La hija de María Teresa Campos evitó hablar de cualquier polémica y supo manejar muy bien a sus compañeros de programa para que no le sacaran ninguna declaración al respecto. Lo cierto es que la hermana de Carmen Borrego se encuentra ahora mismo en otro nivel. ‘Si quieres guerra, conmigo no la vas a encontrar’ podría ser su lema perfectamente.

Terelu se movía por el plató como si fuera su propia casa, ignoraba las preguntas, incluso las de Jorge, intentaba disfrutar, pero lo cierto es que la imagen que nos daba desde nuestras es idéntica a la de una persona que vuelve a juntarse con sus amigos del pasado y se da cuenta que nada tiene ya en común con ellos.

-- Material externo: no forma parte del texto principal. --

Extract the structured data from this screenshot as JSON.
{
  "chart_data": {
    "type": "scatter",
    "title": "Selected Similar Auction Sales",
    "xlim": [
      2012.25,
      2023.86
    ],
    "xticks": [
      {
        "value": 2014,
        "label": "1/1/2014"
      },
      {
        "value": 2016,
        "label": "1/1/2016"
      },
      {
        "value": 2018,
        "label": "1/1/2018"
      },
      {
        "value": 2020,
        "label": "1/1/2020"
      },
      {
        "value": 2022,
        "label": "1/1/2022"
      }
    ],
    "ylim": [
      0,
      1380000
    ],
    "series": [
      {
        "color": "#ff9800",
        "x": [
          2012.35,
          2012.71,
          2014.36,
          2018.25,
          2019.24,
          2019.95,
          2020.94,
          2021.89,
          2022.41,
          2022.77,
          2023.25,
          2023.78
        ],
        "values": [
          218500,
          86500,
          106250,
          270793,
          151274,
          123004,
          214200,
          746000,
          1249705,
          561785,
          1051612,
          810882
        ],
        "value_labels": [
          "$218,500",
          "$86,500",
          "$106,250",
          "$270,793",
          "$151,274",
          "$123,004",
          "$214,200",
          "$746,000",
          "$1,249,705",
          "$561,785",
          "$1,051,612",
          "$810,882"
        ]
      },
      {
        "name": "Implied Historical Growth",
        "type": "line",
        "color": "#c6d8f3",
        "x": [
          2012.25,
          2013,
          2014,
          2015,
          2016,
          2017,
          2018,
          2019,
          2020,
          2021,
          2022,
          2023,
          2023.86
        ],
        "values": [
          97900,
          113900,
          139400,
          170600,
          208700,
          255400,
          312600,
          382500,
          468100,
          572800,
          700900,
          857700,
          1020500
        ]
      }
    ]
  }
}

La madre de Alejandra Rubio tiene ahora una vida mucho más tranquila que la de antes. Trabaja los fines de semana en Viva la vida y son pocas las veces que está en el candelero. Cuando trabajaba en Sálvame, se hablaba de ella -y no precisamente en tono positivo- un día sí y otro también, y eso le terminó quemando.

Lo advirtió al entrar al plató: “Nunca diré públicamente por qué me fui de Sálvame”. Y ya saben eso que dicen de que nunca digas nunca porque en esta vida no se sabe. Lo cierto es que Terelu Campos parece que ha pasado página de Sálvame, ella ya no necesita esos sillones y esas tertulias, ni si quiera esas lágrimas en pantalla, en cambio… parece que ahora los que sí que la necesitan, son ellos.